Marian Borychowski wciąż nie ma grobu. Jego ciało wrzucono potajemnie do dołu śmierci na warszawskich Powązkach Wojskowych. Domyślamy się, gdzie są jego szczątki. Od kilku lat próbujemy odtworzyć sekwencję pochówków na Powązkach, by móc odnaleźć te właściwe szczątki. Jesteśmy bardzo blisko. Ale musimy się spieszyć… dwa lata temu pochowaliśmy jedną z córek, Janinę. Na jej pogrzebie usłyszeliśmy słowa jej siostry: „Tak bardzo bym chciała doczekać pogrzebu tatusia…”.
Gdy mówimy o Żołnierzach Wyklętych myślimy często o tych najbardziej znanych. A historii takich, jak te powyższe starczyłoby na całe godziny opowieści.
70 lat temu terror komunistyczny zaczął pękać, bo umarł jego twórca. Ale wciąż ginęli ci, którzy nie zgadzali się na system komunistyczny, który funkcjonariusze ludowi wprowadzali, zgodnie z jego wytycznymi. Ginęli w mniej lub bardziej jasnych okolicznościach, aż do 1989 roku. Władza ludowa nigdy nie znosiła sprzeciwu.
Ale dziś mamy 2023 rok. Co dziś, w czasach TikToka, sztucznej inteligencji, elektrycznych samochodów i wojny za wschodnią granicą mówią nam Wyklęci?
Odbywam teraz szereg spotkań w szkołach i nie tylko, opowiadając o poszukiwaniach szczątków ofiar komunizmu i zbrodni niemieckich. I chociaż zawsze opowieści te cieszą się bardzo dużym zainteresowaniem, to jednak w tym roku zauważyłem coś nowego. Mianowicie, podczas spotkania w jednym z warszawskich liceów, gdy pokazywałem (dość makabryczne) zdjęcia z prac ekshumacyjnych, uczniowie patrzyli z uwagą i coraz większym znużeniem. Zupełnie inaczej jest w przypadku dorosłych – tutaj zawsze jest cisza i skupienie. Młodzież słuchała, ale nie robiło to na nich takiego wrażenia.

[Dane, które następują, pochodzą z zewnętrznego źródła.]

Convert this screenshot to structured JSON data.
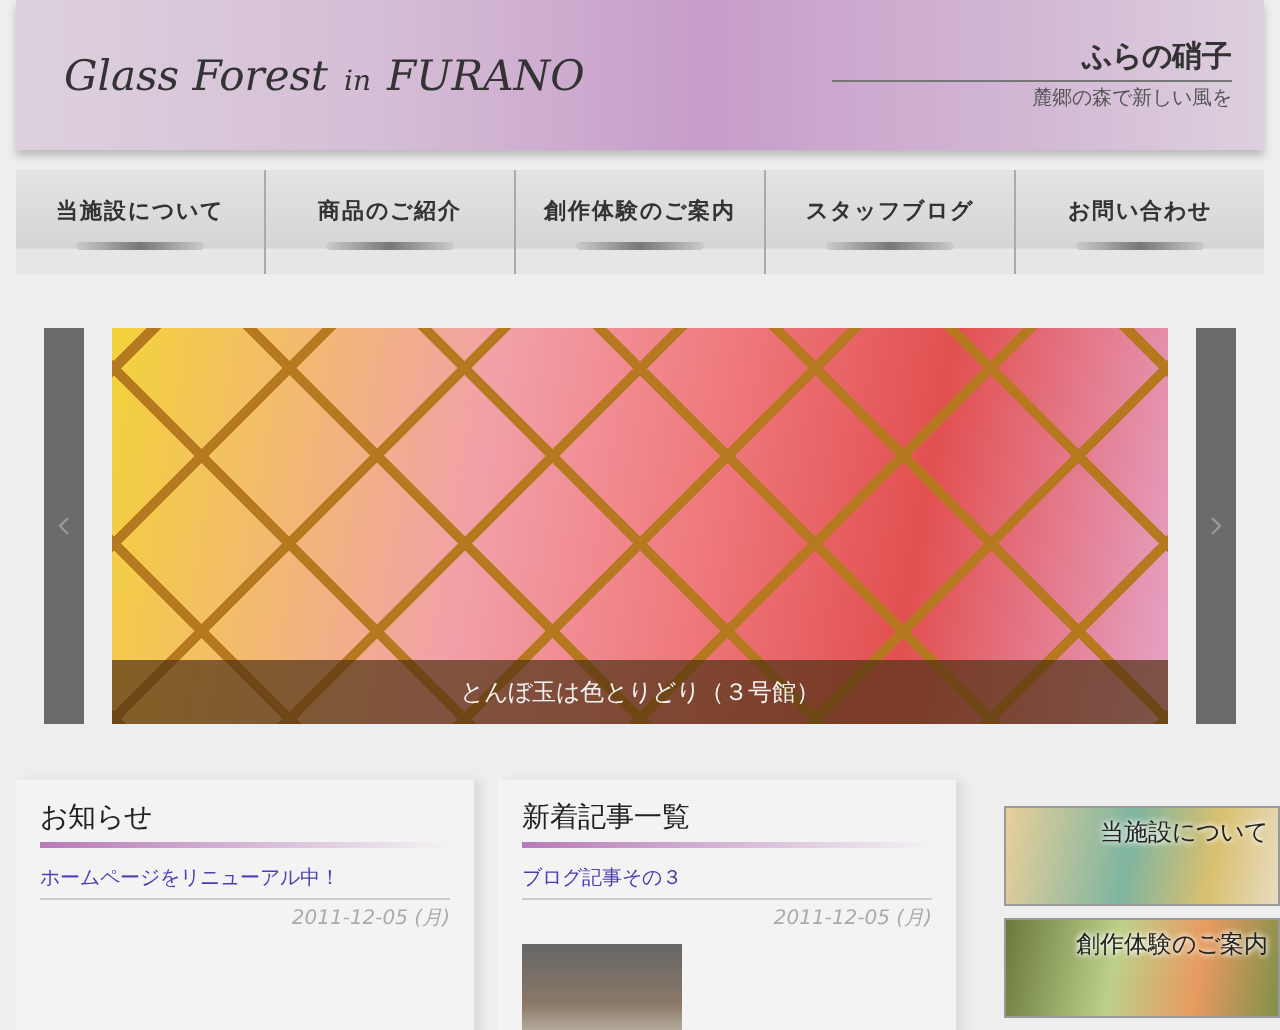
{
  "header": {
    "logo": "Glass Forest",
    "logo_in": "in",
    "logo_place": "FURANO",
    "site_name": "ふらの硝子",
    "tagline": "麓郷の森で新しい風を"
  },
  "nav": [
    {
      "label": "当施設について"
    },
    {
      "label": "商品のご紹介"
    },
    {
      "label": "創作体験のご案内"
    },
    {
      "label": "スタッフブログ"
    },
    {
      "label": "お問い合わせ"
    }
  ],
  "slider": {
    "caption": "とんぼ玉は色とりどり（３号館）"
  },
  "news": {
    "title": "お知らせ",
    "items": [
      {
        "link": "ホームページをリニューアル中！",
        "date": "2011-12-05 (月)"
      }
    ]
  },
  "blog": {
    "title": "新着記事一覧",
    "items": [
      {
        "link": "ブログ記事その３",
        "date": "2011-12-05 (月)"
      }
    ]
  },
  "banners": [
    {
      "label": "当施設について",
      "kind": "glass"
    },
    {
      "label": "創作体験のご案内",
      "kind": "workshop"
    }
  ]
}
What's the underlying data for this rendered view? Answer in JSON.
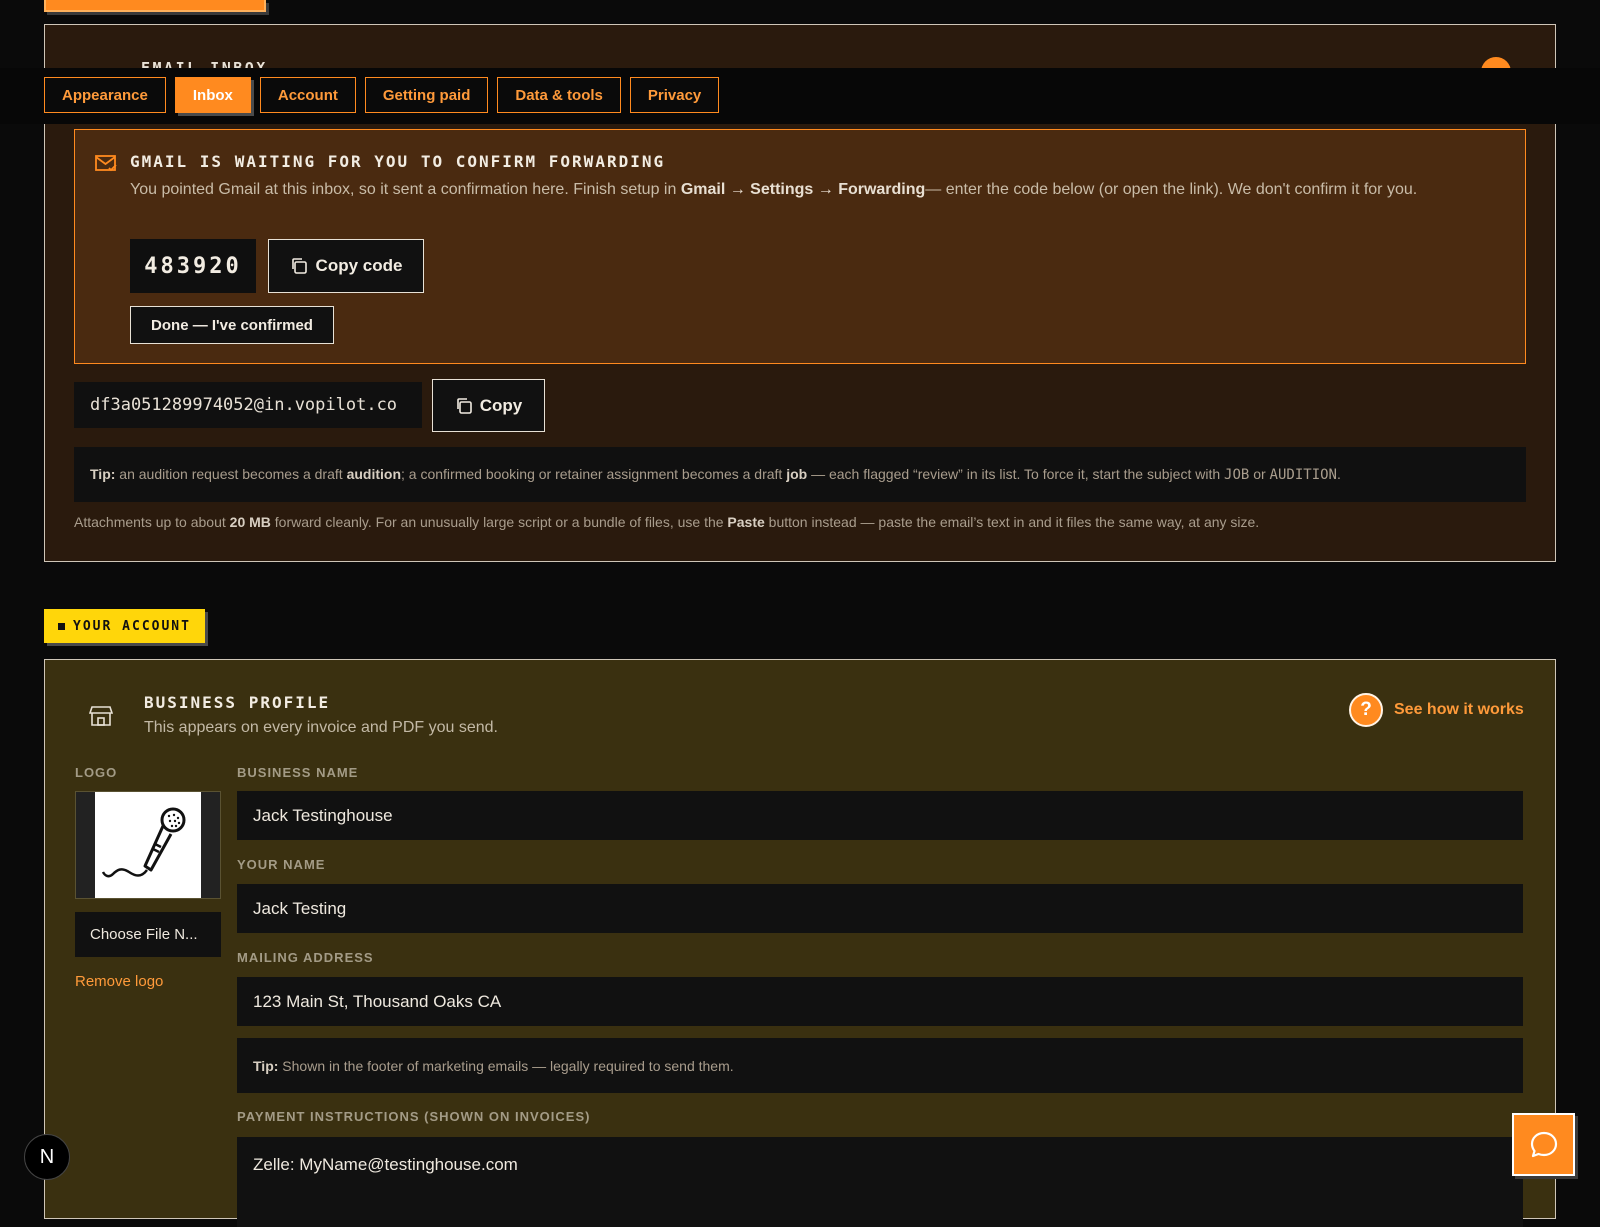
{
  "inbox": {
    "title": "EMAIL INBOX",
    "tabs": [
      {
        "label": "Appearance",
        "active": false
      },
      {
        "label": "Inbox",
        "active": true
      },
      {
        "label": "Account",
        "active": false
      },
      {
        "label": "Getting paid",
        "active": false
      },
      {
        "label": "Data & tools",
        "active": false
      },
      {
        "label": "Privacy",
        "active": false
      }
    ],
    "alert": {
      "title": "GMAIL IS WAITING FOR YOU TO CONFIRM FORWARDING",
      "body_pre": "You pointed Gmail at this inbox, so it sent a confirmation here. Finish setup in ",
      "body_path": "Gmail → Settings → Forwarding",
      "body_post": "— enter the code below (or open the link). We don't confirm it for you.",
      "code": "483920",
      "copy_code_label": "Copy code",
      "done_label": "Done — I've confirmed"
    },
    "address": "df3a051289974052@in.vopilot.co",
    "copy_label": "Copy",
    "tip": {
      "lead": "Tip:",
      "t1": " an audition request becomes a draft ",
      "b1": "audition",
      "t2": "; a confirmed booking or retainer assignment becomes a draft ",
      "b2": "job",
      "t3": " — each flagged “review” in its list. To force it, start the subject with ",
      "c1": "JOB",
      "t4": " or ",
      "c2": "AUDITION",
      "t5": "."
    },
    "note": {
      "t1": "Attachments up to about ",
      "b1": "20 MB",
      "t2": " forward cleanly. For an unusually large script or a bundle of files, use the ",
      "b2": "Paste",
      "t3": " button instead — paste the email’s text in and it files the same way, at any size."
    }
  },
  "account": {
    "badge": "YOUR ACCOUNT",
    "profile": {
      "title": "BUSINESS PROFILE",
      "subtitle": "This appears on every invoice and PDF you send.",
      "help_label": "See how it works",
      "logo_label": "LOGO",
      "choose_file_label": "Choose File N...",
      "remove_logo_label": "Remove logo",
      "business_name_label": "BUSINESS NAME",
      "business_name": "Jack Testinghouse",
      "your_name_label": "YOUR NAME",
      "your_name": "Jack Testing",
      "mailing_address_label": "MAILING ADDRESS",
      "mailing_address": "123 Main St, Thousand Oaks CA",
      "tip_lead": "Tip:",
      "tip_text": " Shown in the footer of marketing emails — legally required to send them.",
      "payment_label": "PAYMENT INSTRUCTIONS (SHOWN ON INVOICES)",
      "payment": "Zelle: MyName@testinghouse.com"
    }
  },
  "floating": {
    "n_badge": "N",
    "chat_icon": "chat-bubble-icon"
  },
  "colors": {
    "accent": "#ff8a1f",
    "badge": "#ffd60a",
    "inbox_card_bg": "#2a1a0d",
    "alert_bg": "#4a2a10",
    "profile_card_bg": "#3a3010"
  }
}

Być może jest tak, że na młodzież dziś obraz nie działa tak, jak na dorosłych. Mają przesyt i są przebodźcowani (jak w pewnym stopniu my wszyscy) obrazami i dźwiękami płynącymi z ciekłokrystalicznych ekranów. To są już inne czasy. Dużo trudniej utrzymać uwagę odbiorcy.
Pełne skupienie pojawiło się wówczas, gdy zacząłem im opowiadać o poczuciu misji, sensie walki i „świętej sprawie”, której służyli Żołnierze Wyklęci. Słuchali z zaciekawieniem o tym, jak partyzanci pozostawiali swoje rodziny lub zrezygnowali z ich założenia. Jak potrafili – mimo okrutnego śledztwa – nie wydać swoich kolegów z oddziału. Jak walczyli o coś więcej niż wygodne życie.

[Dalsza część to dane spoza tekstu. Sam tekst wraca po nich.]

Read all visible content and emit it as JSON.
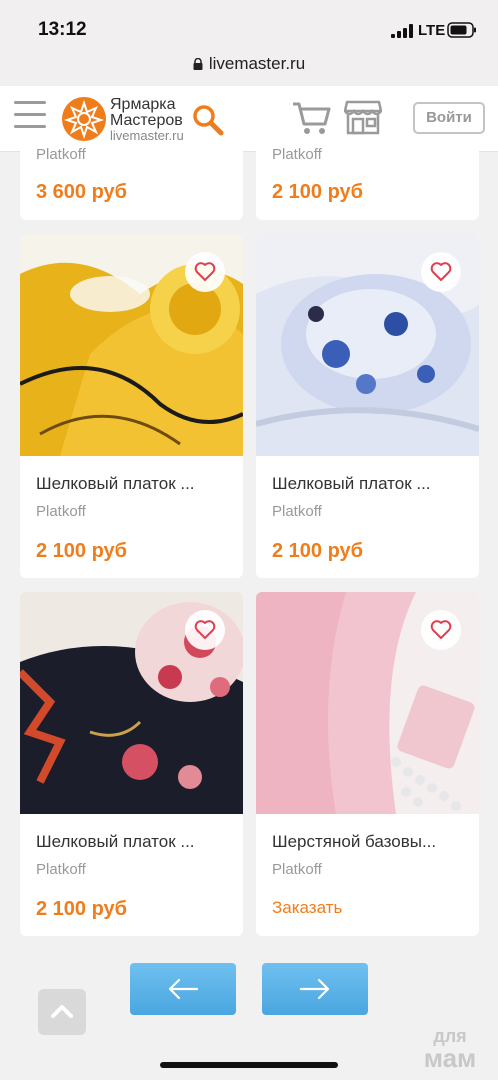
{
  "status_bar": {
    "time": "13:12",
    "network": "LTE"
  },
  "url_bar": {
    "url": "livemaster.ru"
  },
  "header": {
    "logo_line1": "Ярмарка",
    "logo_line2": "Мастеров",
    "logo_domain": "livemaster.ru",
    "login_label": "Войти"
  },
  "products": [
    {
      "title": "",
      "seller": "Platkoff",
      "price": "3 600 руб"
    },
    {
      "title": "",
      "seller": "Platkoff",
      "price": "2 100 руб"
    },
    {
      "title": "Шелковый платок ...",
      "seller": "Platkoff",
      "price": "2 100 руб"
    },
    {
      "title": "Шелковый платок ...",
      "seller": "Platkoff",
      "price": "2 100 руб"
    },
    {
      "title": "Шелковый платок ...",
      "seller": "Platkoff",
      "price": "2 100 руб"
    },
    {
      "title": "Шерстяной базовы...",
      "seller": "Platkoff",
      "action": "Заказать"
    }
  ],
  "watermark": {
    "line1": "для",
    "line2": "мам"
  },
  "colors": {
    "accent": "#f07d1c",
    "pager_button": "#55ade6",
    "heart": "#e0404e"
  }
}
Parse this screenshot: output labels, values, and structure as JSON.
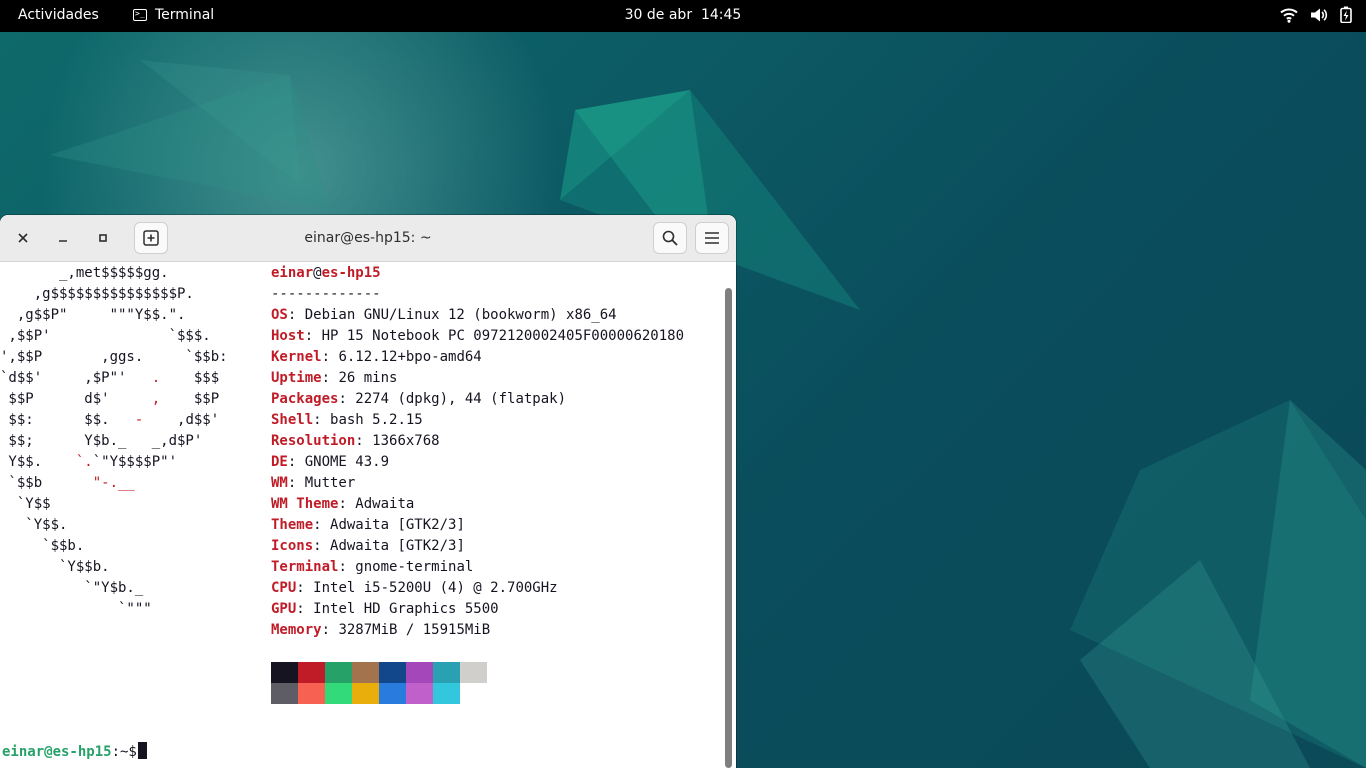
{
  "topbar": {
    "activities": "Actividades",
    "app_name": "Terminal",
    "app_icon": "terminal-icon",
    "date": "30 de abr",
    "time": "14:45",
    "status_icons": [
      "wifi-icon",
      "volume-icon",
      "battery-icon"
    ]
  },
  "window": {
    "title": "einar@es-hp15: ~",
    "buttons": [
      "close-icon",
      "minimize-icon",
      "maximize-icon",
      "new-tab-icon",
      "search-icon",
      "menu-icon"
    ]
  },
  "logo": [
    "       _,met$$$$$gg.",
    "    ,g$$$$$$$$$$$$$$$P.",
    "  ,g$$P\"     \"\"\"Y$$.\".",
    " ,$$P'              `$$$.",
    "',$$P       ,ggs.     `$$b:",
    "`d$$'     ,$P\"'   .    $$$",
    " $$P      d$'     ,    $$P",
    " $$:      $$.   -    ,d$$'",
    " $$;      Y$b._   _,d$P'",
    " Y$$.    `.`\"Y$$$$P\"'",
    " `$$b      \"-.__",
    "  `Y$$",
    "   `Y$$.",
    "     `$$b.",
    "       `Y$$b.",
    "          `\"Y$b._",
    "              `\"\"\""
  ],
  "neofetch": {
    "user": "einar",
    "at": "@",
    "host": "es-hp15",
    "separator": "-------------",
    "info": [
      {
        "key": "OS",
        "value": "Debian GNU/Linux 12 (bookworm) x86_64"
      },
      {
        "key": "Host",
        "value": "HP 15 Notebook PC 0972120002405F00000620180"
      },
      {
        "key": "Kernel",
        "value": "6.12.12+bpo-amd64"
      },
      {
        "key": "Uptime",
        "value": "26 mins"
      },
      {
        "key": "Packages",
        "value": "2274 (dpkg), 44 (flatpak)"
      },
      {
        "key": "Shell",
        "value": "bash 5.2.15"
      },
      {
        "key": "Resolution",
        "value": "1366x768"
      },
      {
        "key": "DE",
        "value": "GNOME 43.9"
      },
      {
        "key": "WM",
        "value": "Mutter"
      },
      {
        "key": "WM Theme",
        "value": "Adwaita"
      },
      {
        "key": "Theme",
        "value": "Adwaita [GTK2/3]"
      },
      {
        "key": "Icons",
        "value": "Adwaita [GTK2/3]"
      },
      {
        "key": "Terminal",
        "value": "gnome-terminal"
      },
      {
        "key": "CPU",
        "value": "Intel i5-5200U (4) @ 2.700GHz"
      },
      {
        "key": "GPU",
        "value": "Intel HD Graphics 5500"
      },
      {
        "key": "Memory",
        "value": "3287MiB / 15915MiB"
      }
    ],
    "palette_row1": [
      "#171421",
      "#c01c28",
      "#26a269",
      "#a2734c",
      "#12488b",
      "#a347ba",
      "#2aa1b3",
      "#d0cfcc"
    ],
    "palette_row2": [
      "#5e5c64",
      "#f66151",
      "#33da7a",
      "#e9ad0c",
      "#2a7bde",
      "#c061cb",
      "#33c7de",
      "#ffffff"
    ]
  },
  "prompt": {
    "userhost": "einar@es-hp15",
    "path": ":~$"
  }
}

Przypomniały mi się prorocze słowa św. Jana Pawła II – człowieka, który pamięta nie tylko czas wojny, ale również oporu komunistycznego. Człowieka, który już jako papież przyczynił się do upadku komunizmu w Europie widząc w nim wielkie zagrożenie dla człowieka. To On, w przededniu upadku komunizmu, wiedząc, że wolność musi mieć nie tylko prawa, ale też obowiązki powiedział do polskiej młodzieży:
„Każdy z Was, młodzi Przyjaciele, znajduje też w życiu jakieś swoje Westerplatte, jakiś wymiar zadań, które trzeba podjąć i wypełnić, jakąś słuszną sprawę, o którą nie można nie walczyć, jakiś obowiązek, powinność, od której nie można się uchylić, nie można zdezerterować. Wreszcie, jakiś porządek prawd i wartości, które trzeba utrzymać i obronić, tak jak to Westerplatte. Utrzymać i obronić, w sobie i wokół siebie, obronić dla siebie i dla innych” (12 czerwca 1987 r. w Gdańsku).

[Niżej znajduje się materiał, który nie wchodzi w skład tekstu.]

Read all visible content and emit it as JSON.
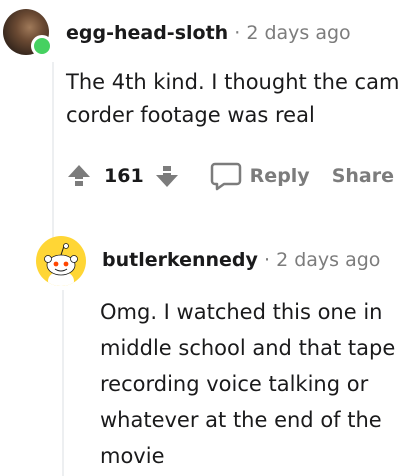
{
  "comments": [
    {
      "username": "egg-head-sloth",
      "separator": "·",
      "timestamp": "2 days ago",
      "body": "The 4th kind. I thought the cam corder footage was real",
      "score": "161",
      "reply_label": "Reply",
      "share_label": "Share",
      "online_color": "#46d160"
    },
    {
      "username": "butlerkennedy",
      "separator": "·",
      "timestamp": "2 days ago",
      "body": "Omg. I watched this one in middle school and that tape recording voice talking or whatever at the end of the movie"
    }
  ]
}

Św. Jan Paweł II widział na zachodzie młodzież, która nie żyła pod presją komunizmu. Wiedział, że nic innego jak tylko wartości mogą uratować życie człowieka i losy narodu. I to jest moje tegoroczne spostrzeżenie i osobista odpowiedź na pytanie: „Co nam dziś mówią Żołnierze Wyklęci”? Przypominają nam o tym, za każdym razem w nowy sposób, że w życiu trzeba mieć jakieś swoje Westerplatte.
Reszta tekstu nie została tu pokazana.